We hit the streets and asked men the all-important question.
What would you do if your other half proposed to you on a leap year?
And the results were somewhat unexpected…
First up was Greg, aged 34 from Swindon
Greg ‘Actually, I proposed to my girlfriend at Christmas, so this doesn’t really count for me. But – to be totally honest, I wouldn’t like it. Erm, I just think some things need to stay traditional. A woman popping the question isn’t right, would be like a woman playing James Bond, it just shouldn’t happen!’

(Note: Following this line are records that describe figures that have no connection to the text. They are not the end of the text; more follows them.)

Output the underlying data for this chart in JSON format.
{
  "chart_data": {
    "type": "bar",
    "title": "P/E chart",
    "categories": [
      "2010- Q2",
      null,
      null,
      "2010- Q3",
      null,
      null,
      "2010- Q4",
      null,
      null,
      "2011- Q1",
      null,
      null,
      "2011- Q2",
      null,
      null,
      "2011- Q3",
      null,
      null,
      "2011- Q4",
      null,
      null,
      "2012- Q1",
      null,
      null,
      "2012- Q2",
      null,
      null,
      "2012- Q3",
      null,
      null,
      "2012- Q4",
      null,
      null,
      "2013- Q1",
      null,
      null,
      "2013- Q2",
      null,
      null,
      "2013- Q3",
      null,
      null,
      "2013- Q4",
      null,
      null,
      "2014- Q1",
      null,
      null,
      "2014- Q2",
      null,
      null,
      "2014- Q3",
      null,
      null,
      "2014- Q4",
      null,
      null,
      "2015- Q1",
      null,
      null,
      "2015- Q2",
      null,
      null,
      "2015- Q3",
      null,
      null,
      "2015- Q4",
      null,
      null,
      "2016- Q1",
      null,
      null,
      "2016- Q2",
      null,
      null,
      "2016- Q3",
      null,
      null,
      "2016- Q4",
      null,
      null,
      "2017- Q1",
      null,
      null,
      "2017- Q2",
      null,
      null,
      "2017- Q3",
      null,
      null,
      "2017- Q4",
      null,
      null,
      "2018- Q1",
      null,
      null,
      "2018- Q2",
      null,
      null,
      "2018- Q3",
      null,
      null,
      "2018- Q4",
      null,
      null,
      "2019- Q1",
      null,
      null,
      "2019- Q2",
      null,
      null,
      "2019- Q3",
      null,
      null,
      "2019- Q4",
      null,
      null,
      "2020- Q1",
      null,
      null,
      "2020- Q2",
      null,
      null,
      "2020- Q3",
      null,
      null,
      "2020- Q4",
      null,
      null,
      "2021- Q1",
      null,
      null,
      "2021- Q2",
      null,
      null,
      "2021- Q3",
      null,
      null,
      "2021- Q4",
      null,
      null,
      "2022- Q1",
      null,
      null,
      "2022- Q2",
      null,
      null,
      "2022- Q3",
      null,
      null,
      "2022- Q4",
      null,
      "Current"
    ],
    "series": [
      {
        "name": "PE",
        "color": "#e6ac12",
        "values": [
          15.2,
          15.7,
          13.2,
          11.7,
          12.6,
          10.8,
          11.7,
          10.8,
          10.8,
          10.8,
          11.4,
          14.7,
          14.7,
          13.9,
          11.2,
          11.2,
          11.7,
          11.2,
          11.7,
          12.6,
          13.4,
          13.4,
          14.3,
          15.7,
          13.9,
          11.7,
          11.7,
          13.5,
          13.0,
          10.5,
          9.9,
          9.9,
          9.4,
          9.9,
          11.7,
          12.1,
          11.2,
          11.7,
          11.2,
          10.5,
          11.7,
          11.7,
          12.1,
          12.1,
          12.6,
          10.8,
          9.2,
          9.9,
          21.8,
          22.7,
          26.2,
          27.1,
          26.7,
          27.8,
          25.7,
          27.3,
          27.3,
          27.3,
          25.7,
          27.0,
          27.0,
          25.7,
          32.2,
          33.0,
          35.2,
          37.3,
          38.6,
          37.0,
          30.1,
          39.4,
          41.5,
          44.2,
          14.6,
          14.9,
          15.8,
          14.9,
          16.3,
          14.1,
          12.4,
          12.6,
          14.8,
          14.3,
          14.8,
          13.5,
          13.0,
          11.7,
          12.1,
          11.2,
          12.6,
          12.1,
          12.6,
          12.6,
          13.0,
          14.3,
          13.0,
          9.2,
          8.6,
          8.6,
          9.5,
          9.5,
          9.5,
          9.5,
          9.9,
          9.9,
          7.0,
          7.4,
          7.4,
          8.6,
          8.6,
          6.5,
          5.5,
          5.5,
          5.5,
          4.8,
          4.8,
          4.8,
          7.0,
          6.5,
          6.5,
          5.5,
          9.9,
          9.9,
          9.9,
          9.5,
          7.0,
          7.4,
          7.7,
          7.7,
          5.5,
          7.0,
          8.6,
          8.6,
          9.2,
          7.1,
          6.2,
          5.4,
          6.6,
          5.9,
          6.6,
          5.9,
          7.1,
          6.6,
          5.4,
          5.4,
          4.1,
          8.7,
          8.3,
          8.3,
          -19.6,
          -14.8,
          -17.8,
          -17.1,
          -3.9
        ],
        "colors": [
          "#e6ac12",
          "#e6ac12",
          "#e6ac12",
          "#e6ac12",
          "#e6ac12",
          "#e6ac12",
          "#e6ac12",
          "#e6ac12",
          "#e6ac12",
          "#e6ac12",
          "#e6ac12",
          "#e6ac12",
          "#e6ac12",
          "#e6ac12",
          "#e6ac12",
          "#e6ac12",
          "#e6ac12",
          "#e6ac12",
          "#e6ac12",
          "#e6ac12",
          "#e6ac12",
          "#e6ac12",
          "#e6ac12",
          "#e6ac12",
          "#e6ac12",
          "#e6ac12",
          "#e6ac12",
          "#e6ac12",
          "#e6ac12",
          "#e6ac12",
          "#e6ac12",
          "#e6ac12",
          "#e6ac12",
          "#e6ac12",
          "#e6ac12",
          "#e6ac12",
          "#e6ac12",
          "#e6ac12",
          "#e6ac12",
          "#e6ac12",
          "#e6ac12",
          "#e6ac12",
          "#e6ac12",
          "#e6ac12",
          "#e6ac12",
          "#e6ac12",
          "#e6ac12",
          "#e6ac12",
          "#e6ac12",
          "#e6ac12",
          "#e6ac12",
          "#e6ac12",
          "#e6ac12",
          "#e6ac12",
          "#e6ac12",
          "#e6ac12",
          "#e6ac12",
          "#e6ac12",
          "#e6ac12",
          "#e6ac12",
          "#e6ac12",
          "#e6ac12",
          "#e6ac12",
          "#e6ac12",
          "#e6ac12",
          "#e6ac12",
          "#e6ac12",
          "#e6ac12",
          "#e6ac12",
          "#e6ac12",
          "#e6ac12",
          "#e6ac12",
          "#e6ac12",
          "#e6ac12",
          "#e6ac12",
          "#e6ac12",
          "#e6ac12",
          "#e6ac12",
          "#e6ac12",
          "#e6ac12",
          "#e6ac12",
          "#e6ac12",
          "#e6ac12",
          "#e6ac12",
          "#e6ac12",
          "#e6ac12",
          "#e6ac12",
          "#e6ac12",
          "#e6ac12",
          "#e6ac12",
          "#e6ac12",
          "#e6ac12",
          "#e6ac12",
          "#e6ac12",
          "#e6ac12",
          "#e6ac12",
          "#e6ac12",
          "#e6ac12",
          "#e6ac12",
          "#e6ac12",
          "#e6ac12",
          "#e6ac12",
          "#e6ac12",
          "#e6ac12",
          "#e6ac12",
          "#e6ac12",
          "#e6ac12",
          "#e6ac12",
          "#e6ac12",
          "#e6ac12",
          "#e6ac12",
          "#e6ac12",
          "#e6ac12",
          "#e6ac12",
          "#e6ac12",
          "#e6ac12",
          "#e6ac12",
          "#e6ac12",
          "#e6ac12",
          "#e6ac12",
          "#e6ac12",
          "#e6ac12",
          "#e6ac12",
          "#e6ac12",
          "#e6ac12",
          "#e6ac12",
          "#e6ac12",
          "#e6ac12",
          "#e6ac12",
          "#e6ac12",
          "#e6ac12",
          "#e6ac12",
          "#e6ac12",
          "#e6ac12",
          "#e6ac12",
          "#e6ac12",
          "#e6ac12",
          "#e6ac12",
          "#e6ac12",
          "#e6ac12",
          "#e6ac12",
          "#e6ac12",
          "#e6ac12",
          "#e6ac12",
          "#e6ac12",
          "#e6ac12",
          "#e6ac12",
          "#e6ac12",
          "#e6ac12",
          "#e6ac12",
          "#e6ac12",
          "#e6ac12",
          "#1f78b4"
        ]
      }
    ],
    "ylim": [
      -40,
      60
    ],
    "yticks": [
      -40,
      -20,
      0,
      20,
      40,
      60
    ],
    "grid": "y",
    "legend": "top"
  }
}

Next, we cornered Dave outside a kebab shop in Cambridge, Aged 26
Dave answered; I’m not gonna lie, I’d probably Forest Gump it and just start running!!! Well, okay that isn’t strictly true, I love my girlfriend, but us men mature later, we need more time to decide if a relationship is a lifelong thing than a woman, I think. If I haven’t proposed, it’s because I’m not there yet, I’m not ready, and I’d feel awful if she did pop the question because I’d probably have to say no. Or, worse, stumble out pressurised ‘yes’ and then spend the next few months figuring out how to call the whole thing off without ruining our relationship. Would that even be possible?
Okay, Dave raised a good point here…
Tony, aged 29 Torquay.
To be honest, if my girlfriend ever got down on her knees, I’d start unzipping my fly! Chance would be a fine thing!! No, seriously though, we’ve actually been together for a few years now, we have a baby, and she chose to change her surname name to mine when we had the baby so though we don’t have the piece of paper to say we are married, we look like we are and that suits us just fine. No need for rings here.
And finally, a more balanced response from Simon, 37 Trowbridge.
Simon; ‘I’ve been married a few years now so this doesn’t really apply, but popping the question was one of the scariest things I’ve ever done in my life so having that pressure removed wouldn’t be a bad thing for me. Well, I guess if she made an outrageous proposal with a flash mob or something, I might feel a bit emasculated, but a quiet conversation over dinner would have been just brilliant. I knew she was the one from the moment we met, and I’d wanted to ask her for months, but it was getting the courage to do it that was my problem.